LUBBOCK -- Sixtus Atabong was born and raised in the African country of Cameroon. Although his parents were farmers, they valued education.
“My father, though he had no education,” Atabong said, “always believed in giving us the best education that was available in the country. As well as around the world.”
As a result, Atabong immigrated to Midland and attended the Texas Tech Health Sciences Center. After graduating from the physician’s assistant program…he established “Purpose Medical Mission,” a non-profit that sets up clinics all around the world.
“We want to help the people take care of themselves,” Atabong said. “We want to teach them how to fish. We are not there to take over their healthcare. We want to help them to build the facilities and to train their medical providers so they’re able to take care of themselves in our absence.”

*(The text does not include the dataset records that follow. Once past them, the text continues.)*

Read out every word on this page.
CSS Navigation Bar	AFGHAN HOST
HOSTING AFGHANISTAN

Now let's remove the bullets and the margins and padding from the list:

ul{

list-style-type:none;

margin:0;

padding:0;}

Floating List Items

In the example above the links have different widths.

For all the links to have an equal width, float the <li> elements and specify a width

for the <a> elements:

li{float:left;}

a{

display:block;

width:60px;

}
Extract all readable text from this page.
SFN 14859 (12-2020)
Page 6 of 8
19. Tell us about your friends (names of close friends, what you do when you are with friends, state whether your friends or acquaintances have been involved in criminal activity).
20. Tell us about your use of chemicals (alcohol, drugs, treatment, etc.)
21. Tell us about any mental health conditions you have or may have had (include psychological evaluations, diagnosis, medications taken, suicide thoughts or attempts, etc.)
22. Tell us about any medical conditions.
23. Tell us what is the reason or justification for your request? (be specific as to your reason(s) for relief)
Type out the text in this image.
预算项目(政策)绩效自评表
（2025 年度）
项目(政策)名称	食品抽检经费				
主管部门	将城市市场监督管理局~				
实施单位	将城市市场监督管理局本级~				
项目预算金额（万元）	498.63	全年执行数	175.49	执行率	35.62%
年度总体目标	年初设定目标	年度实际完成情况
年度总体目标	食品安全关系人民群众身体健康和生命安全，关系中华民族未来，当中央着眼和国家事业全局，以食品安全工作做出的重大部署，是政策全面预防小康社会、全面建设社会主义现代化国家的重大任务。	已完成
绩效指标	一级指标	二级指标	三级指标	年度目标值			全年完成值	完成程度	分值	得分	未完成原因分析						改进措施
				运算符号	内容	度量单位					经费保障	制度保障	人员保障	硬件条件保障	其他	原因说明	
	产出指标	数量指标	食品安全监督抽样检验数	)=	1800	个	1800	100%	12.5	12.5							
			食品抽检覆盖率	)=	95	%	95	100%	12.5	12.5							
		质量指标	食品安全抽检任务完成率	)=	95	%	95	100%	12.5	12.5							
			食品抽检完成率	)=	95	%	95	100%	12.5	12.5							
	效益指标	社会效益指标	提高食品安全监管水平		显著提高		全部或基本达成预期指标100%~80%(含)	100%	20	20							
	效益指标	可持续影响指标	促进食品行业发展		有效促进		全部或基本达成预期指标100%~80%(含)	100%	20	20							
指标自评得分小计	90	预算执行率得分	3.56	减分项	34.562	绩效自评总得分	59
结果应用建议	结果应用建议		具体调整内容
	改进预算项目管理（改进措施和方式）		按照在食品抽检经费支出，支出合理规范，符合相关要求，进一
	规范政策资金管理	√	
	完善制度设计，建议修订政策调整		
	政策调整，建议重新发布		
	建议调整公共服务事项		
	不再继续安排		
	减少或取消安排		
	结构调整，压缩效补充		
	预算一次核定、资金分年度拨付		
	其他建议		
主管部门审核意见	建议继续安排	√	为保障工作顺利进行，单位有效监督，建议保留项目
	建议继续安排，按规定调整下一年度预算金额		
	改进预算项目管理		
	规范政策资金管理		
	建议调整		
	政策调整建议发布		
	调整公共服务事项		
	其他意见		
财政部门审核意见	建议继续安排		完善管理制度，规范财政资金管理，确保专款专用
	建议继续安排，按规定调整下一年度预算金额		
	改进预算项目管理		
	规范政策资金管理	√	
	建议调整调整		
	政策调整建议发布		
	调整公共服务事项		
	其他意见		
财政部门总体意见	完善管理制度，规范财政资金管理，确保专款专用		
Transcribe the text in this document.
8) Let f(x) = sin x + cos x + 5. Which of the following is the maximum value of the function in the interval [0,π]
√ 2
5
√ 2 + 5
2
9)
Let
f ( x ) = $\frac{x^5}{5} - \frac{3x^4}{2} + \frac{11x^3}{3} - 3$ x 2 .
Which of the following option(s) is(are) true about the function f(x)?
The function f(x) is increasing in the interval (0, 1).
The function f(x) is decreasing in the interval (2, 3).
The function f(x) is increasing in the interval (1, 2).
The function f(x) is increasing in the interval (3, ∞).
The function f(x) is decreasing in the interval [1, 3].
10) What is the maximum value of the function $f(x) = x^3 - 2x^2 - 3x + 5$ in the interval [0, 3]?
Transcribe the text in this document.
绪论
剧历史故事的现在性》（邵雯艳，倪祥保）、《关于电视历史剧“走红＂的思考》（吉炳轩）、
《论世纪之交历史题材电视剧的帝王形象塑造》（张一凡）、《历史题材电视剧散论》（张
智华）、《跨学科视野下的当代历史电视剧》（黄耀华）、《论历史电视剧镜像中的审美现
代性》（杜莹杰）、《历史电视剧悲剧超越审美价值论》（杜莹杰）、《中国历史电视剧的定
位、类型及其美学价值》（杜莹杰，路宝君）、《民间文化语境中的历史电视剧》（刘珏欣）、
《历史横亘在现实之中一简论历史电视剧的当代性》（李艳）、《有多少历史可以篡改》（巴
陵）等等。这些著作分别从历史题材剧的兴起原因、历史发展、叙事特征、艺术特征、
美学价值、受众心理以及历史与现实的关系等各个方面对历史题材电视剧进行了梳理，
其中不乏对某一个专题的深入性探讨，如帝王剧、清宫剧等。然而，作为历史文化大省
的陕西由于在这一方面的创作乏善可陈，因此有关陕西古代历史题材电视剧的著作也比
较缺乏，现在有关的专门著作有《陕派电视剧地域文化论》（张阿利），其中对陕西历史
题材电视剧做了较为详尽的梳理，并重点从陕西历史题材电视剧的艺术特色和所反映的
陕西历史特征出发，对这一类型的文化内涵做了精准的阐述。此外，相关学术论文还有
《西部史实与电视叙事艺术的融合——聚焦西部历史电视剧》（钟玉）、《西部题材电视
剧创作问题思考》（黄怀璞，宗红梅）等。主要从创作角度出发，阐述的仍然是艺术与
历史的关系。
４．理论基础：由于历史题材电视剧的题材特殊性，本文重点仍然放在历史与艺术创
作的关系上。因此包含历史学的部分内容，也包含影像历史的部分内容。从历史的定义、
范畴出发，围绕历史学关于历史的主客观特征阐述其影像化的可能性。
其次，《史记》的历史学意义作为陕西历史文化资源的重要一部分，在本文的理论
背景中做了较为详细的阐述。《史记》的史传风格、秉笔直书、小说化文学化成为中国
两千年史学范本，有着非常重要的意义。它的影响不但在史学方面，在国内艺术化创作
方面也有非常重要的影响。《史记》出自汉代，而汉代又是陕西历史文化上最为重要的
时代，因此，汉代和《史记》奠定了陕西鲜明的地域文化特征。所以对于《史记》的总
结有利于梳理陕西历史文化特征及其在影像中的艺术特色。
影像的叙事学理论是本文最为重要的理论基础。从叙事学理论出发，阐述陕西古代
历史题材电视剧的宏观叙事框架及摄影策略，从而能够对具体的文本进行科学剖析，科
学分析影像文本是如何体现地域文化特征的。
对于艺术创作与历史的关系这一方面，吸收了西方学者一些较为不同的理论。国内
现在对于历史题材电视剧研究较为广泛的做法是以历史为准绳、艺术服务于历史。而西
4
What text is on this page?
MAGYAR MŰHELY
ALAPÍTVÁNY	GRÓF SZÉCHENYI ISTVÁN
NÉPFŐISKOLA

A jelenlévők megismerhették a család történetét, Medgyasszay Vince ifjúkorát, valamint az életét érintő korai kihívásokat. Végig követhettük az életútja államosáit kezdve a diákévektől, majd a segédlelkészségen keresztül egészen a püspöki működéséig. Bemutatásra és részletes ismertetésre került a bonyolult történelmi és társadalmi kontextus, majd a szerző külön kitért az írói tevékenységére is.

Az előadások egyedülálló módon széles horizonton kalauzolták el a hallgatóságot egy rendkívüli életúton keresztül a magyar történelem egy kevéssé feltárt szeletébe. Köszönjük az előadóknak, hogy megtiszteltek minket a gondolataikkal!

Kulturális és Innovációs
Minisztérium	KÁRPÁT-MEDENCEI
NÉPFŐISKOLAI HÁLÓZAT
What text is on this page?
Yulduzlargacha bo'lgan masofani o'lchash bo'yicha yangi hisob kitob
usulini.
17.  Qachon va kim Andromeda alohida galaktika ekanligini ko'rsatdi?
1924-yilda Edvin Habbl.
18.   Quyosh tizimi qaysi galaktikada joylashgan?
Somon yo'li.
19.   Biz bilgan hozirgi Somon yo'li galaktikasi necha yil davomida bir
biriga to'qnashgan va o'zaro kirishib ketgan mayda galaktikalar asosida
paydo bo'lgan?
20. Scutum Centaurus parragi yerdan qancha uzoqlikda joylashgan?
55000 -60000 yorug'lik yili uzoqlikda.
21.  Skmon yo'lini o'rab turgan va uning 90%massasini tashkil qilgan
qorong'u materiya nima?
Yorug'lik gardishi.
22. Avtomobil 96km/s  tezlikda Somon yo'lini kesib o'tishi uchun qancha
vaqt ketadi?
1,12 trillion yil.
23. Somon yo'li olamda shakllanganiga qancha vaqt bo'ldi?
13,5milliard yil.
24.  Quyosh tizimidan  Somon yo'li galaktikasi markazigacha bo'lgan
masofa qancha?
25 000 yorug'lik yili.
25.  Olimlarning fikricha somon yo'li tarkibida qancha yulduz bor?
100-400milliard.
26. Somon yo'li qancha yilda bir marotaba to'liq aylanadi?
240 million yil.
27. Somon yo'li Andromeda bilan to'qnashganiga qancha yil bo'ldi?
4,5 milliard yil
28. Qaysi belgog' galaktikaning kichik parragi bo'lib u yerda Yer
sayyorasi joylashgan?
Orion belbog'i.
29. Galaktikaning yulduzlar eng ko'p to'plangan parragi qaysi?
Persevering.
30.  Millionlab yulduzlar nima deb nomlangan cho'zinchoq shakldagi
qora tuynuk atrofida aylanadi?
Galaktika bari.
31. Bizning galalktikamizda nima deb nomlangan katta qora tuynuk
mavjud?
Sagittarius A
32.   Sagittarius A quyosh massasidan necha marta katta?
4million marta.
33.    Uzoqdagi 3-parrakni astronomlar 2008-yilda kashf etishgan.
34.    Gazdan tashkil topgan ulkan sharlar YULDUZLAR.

In his new book “My Father’s Gift,” Atabong shares his life story and gives his take on topics like immigration, and what can be done to help those in need.
“People are running away from hopelessness,” Atabong said. “People are running away from despair. People are running toward the United States because they see hope and the see freedom. I think one of the ways we can address this issue, not only of immigration but also corruption and turmoil in third world countries, is to start holding some of these governments accountable.”
Atabong believes that anyone can follow his path to success, if they do the right things.
“The American dream is there for anyone” Atabong said, “and for everyone who comes to this country and follows the rules, and who is willing to work hard. You have to work hard to achieve the American dream.”